One of the glory of the Odissi style practiced by Nrityagram is how its sinuous poses, deep bends and curves are sculptural rather than static. Every moment is a perfect picture, but just when you think the shape is done, it stretches, bends, deepens. Near the beginning of “Taru,” Satpathy’s eyes turn their attention to her hands, each open like a blooming flower, one overlapping a rising pattern that seems to pull one of her legs to the On the opposite knee, a balancing pose that becomes more intense as she leans back.

Satpathy uses it as a principle for choreography. She repeats the steps for one circle, then adds circles to her torso or head, then twists the circles inside the circles into a spiral. The result is a sense of fluidity, a long-form progression of repeated numbers.

This is especially true when the music becomes rhythmic, and she marks this as the metronome’s loop churning, slapping the floor with bare feet, adding jumps at the end of phrases that aren’t exclamation marks but breaths. She circles the diagonal and returns to the ring at the end, spinning to the back corner.

“Antaranga” – set in front of a modern and contemporary gallery Sam Gilliam’s hanging painting “The Carousel State” —Very modern, Satpathy walked in like any other museum visitor, dressed in modern clothes and without the customary bells on his ankles. Yet it is also ancient, as in Narayanaswamy’s random percussion and moan score there is an ancient Greek recitation (Niti Bagchi) of Sappho’s Fragment 31.

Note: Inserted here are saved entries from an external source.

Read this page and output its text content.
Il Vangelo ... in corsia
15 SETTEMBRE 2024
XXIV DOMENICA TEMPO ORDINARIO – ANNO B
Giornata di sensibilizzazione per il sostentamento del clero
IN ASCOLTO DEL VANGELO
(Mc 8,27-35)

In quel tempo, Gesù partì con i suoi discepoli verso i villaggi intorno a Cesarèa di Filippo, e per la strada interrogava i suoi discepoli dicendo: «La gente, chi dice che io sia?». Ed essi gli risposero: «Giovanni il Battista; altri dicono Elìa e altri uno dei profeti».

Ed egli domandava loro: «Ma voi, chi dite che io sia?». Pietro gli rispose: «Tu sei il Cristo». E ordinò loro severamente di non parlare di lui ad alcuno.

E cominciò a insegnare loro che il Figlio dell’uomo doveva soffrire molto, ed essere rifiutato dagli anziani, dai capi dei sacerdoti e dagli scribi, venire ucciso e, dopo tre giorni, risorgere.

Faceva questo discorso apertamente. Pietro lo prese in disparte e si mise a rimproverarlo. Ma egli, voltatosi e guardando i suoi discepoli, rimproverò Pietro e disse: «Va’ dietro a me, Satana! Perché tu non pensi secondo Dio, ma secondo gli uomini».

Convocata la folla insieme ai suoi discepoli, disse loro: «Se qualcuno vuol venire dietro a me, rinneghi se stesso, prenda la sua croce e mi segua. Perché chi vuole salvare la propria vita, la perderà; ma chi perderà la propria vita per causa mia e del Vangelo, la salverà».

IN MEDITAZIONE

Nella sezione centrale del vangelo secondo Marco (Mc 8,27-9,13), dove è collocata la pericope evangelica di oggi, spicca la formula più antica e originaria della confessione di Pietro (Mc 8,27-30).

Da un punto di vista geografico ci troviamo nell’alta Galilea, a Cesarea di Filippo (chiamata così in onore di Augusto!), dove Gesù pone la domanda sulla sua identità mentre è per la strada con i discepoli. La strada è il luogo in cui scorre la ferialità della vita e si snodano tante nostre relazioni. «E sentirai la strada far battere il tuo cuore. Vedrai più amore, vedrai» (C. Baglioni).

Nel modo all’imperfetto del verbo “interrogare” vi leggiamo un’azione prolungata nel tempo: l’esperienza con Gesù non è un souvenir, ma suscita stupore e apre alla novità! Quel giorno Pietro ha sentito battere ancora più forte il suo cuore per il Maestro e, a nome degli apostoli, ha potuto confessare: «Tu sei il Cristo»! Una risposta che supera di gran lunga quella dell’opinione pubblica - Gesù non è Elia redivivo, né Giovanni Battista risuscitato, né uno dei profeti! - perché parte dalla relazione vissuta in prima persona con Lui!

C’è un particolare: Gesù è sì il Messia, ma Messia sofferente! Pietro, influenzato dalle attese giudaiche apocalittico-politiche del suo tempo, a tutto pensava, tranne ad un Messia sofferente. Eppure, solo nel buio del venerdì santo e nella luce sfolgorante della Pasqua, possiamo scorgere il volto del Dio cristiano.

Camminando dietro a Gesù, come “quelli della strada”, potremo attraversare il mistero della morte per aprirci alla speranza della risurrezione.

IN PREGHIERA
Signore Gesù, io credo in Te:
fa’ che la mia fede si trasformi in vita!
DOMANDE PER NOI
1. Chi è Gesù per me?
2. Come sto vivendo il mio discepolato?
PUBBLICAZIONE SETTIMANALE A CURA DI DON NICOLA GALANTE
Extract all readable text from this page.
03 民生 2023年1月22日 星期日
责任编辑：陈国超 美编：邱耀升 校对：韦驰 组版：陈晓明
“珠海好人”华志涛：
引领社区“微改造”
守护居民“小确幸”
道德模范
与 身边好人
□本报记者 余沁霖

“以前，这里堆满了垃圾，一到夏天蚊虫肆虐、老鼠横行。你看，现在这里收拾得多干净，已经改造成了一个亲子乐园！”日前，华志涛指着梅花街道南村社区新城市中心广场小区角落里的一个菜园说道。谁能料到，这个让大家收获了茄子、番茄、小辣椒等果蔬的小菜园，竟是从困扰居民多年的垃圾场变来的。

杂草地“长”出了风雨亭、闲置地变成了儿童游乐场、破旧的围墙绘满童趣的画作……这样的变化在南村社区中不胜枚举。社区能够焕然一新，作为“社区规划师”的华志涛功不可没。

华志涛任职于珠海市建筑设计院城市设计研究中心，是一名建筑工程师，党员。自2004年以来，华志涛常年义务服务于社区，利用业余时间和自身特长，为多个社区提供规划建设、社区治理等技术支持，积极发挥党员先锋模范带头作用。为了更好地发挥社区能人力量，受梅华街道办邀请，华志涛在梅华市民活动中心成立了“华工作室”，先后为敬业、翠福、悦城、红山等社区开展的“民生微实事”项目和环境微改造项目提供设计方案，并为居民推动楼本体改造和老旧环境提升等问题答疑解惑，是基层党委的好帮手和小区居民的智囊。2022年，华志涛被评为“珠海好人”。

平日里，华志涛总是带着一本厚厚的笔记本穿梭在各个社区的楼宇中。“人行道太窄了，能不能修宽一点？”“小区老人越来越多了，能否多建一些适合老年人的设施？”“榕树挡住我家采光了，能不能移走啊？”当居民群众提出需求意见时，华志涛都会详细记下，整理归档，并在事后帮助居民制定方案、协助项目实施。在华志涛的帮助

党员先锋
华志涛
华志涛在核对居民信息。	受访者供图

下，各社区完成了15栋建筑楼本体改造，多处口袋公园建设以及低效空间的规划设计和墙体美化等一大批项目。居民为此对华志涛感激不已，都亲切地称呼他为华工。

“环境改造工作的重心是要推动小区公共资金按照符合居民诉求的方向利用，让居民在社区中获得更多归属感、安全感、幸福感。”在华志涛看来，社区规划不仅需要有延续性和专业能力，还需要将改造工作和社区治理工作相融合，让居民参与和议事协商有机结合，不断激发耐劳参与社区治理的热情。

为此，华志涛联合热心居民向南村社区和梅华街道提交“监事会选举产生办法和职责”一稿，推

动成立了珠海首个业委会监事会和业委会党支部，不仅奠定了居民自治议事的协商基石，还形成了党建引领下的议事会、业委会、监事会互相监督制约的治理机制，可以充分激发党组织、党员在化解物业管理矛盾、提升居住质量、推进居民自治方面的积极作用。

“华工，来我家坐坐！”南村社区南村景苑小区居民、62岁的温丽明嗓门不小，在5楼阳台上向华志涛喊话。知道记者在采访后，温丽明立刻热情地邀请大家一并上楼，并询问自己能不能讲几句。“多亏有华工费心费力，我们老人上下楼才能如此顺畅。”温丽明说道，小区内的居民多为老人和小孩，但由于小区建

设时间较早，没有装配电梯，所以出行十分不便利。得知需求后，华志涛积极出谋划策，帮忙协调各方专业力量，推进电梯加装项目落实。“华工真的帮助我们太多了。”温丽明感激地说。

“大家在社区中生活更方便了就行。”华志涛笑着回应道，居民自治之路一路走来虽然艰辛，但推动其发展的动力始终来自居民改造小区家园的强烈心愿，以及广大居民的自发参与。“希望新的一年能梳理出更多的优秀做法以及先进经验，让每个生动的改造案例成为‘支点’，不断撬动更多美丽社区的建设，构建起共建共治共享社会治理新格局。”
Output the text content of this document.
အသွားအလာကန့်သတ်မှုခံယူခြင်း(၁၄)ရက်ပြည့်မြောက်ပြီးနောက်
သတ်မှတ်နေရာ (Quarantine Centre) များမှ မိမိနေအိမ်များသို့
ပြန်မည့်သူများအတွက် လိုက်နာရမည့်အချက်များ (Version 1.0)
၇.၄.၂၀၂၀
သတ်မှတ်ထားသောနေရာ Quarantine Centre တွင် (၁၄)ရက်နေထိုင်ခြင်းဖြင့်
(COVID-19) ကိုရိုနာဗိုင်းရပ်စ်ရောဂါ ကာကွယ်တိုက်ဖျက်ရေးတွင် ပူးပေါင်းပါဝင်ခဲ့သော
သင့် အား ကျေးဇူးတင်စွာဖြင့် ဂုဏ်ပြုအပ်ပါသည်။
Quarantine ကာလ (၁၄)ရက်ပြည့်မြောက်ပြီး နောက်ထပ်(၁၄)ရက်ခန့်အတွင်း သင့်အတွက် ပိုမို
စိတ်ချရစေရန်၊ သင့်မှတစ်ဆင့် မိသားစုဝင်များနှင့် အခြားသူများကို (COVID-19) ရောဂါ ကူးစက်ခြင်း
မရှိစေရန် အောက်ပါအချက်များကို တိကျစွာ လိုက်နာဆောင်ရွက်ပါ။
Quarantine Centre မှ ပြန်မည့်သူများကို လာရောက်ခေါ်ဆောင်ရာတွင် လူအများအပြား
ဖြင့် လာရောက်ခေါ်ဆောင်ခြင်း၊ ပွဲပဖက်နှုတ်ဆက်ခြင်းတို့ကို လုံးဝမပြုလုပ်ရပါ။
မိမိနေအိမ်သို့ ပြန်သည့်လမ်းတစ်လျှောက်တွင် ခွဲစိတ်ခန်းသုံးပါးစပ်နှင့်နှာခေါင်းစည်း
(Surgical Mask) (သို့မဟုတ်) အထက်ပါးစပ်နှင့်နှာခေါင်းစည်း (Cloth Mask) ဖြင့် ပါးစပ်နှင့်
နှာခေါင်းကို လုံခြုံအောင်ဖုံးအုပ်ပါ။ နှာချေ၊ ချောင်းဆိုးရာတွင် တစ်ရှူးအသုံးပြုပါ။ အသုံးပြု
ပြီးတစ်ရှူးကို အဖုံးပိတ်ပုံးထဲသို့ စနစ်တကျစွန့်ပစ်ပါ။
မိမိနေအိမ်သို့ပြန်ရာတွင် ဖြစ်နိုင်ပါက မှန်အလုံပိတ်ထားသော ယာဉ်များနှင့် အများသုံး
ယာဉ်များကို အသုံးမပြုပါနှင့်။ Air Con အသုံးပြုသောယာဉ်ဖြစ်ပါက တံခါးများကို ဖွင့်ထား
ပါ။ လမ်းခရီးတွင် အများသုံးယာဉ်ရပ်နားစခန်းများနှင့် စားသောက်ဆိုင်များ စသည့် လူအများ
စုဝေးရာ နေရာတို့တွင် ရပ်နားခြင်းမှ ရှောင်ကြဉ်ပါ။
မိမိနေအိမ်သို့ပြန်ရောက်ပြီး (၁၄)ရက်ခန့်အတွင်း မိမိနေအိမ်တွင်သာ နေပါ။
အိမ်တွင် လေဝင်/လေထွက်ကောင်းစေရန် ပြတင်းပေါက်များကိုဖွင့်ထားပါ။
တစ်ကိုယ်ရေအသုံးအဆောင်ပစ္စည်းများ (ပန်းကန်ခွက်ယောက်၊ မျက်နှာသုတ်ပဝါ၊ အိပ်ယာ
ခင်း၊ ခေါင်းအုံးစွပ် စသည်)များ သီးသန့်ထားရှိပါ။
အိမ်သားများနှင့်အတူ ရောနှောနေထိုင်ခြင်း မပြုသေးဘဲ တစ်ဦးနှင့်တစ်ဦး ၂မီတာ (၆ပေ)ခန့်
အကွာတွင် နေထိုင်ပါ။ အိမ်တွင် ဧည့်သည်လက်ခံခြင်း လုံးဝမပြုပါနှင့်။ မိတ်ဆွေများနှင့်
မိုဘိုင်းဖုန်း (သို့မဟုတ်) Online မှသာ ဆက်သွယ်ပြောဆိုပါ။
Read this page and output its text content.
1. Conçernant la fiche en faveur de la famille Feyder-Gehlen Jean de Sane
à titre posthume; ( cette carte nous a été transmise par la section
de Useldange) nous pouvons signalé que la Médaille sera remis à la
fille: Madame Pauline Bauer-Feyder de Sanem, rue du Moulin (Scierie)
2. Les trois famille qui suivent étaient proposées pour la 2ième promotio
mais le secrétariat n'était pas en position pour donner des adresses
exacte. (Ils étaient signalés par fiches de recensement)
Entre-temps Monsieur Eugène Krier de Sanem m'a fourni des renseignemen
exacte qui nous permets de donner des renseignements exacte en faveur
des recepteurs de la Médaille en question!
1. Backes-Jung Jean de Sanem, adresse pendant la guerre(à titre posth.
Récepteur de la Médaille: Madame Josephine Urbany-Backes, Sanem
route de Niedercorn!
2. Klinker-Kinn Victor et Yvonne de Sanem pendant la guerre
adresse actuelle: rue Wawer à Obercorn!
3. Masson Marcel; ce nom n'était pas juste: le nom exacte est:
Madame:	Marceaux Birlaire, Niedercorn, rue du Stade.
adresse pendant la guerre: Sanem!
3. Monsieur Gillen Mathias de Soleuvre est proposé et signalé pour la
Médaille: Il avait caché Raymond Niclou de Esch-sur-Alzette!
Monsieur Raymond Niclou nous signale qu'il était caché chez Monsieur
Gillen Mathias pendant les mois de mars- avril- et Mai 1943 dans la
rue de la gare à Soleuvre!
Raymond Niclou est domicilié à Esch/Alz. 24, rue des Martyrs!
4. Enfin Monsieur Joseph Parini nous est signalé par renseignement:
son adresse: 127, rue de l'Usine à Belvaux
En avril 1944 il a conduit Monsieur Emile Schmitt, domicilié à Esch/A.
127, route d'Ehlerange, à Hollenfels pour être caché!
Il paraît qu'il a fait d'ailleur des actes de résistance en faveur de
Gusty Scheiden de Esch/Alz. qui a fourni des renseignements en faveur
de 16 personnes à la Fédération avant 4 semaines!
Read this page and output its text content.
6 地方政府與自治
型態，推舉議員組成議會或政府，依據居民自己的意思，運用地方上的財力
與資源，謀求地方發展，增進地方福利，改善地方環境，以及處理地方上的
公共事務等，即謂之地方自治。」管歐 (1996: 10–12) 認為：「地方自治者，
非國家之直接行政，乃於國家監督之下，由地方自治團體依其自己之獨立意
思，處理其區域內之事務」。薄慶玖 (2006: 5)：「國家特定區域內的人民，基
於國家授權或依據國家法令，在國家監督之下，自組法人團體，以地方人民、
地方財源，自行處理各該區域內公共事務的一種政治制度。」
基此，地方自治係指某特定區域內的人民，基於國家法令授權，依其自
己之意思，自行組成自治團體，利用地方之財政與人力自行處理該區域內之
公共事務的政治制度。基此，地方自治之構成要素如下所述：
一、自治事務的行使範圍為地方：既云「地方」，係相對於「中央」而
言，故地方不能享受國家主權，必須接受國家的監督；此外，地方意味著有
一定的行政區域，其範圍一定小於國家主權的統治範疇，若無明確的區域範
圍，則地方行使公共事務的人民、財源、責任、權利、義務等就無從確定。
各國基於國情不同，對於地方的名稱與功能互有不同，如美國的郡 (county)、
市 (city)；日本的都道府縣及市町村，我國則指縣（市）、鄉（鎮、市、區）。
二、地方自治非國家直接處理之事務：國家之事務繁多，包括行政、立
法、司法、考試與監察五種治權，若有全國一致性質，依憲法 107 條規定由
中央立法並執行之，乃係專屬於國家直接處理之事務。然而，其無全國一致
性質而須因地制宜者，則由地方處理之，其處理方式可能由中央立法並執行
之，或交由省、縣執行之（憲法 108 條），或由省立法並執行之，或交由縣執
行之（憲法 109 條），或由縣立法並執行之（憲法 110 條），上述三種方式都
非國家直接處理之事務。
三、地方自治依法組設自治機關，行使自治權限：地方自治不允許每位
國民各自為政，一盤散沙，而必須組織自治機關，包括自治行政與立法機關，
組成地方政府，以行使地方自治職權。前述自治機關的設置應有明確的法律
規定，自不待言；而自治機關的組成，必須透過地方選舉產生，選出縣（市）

That poem is about the flesh of erotic torture: the quivering heart, the fire on the skin, the buzzing in the ear, the trembling all over. That’s what Satpathy embodies – now caressing the floor lazily, now twisting herself into knots. What started out as hands holding her head – that ancient and modern image of pain – then swirled around each other like bodies attracted to each other and shook to activate the flames.

Deepening is here too, when she puts her arms in a ring, clasps her fingers and stretches them behind her head – then starts the pose, spinning on her knees. (As she turns her back to her face, her arms cover her face, and love eclipses itself.) But these progressions are more dramatic, following the emotions of a woman contemplating love, holding it in her hands, and then Fight it, dashing with a hand bent in front, balanced and elongated like a bow, and retracted quickly like a matador.

Satpathy ends up looking at “Merry-Go-Round State,” as if the dance is her character’s response to the art, the memories and emotions it stirs in her mind. “Antaranga” and “Taru” are the reactions of this superlative dancer and choreographer to the stimuli of the metropolis, her art being elevated by the museum and vice versa.

So sadly, both performances seem to have been arranged more for the cameras recording the dance than for museum visitors huddled around the cameras to experience it live. In September, Satpathy will perform in the museum’s theatre, but if you choose to go on a Saturday, arrive early for a chance to be in a good spot.

Bijayini Satpathy

at the Metropolitan Museum of Art through Saturday; metmuseum.org.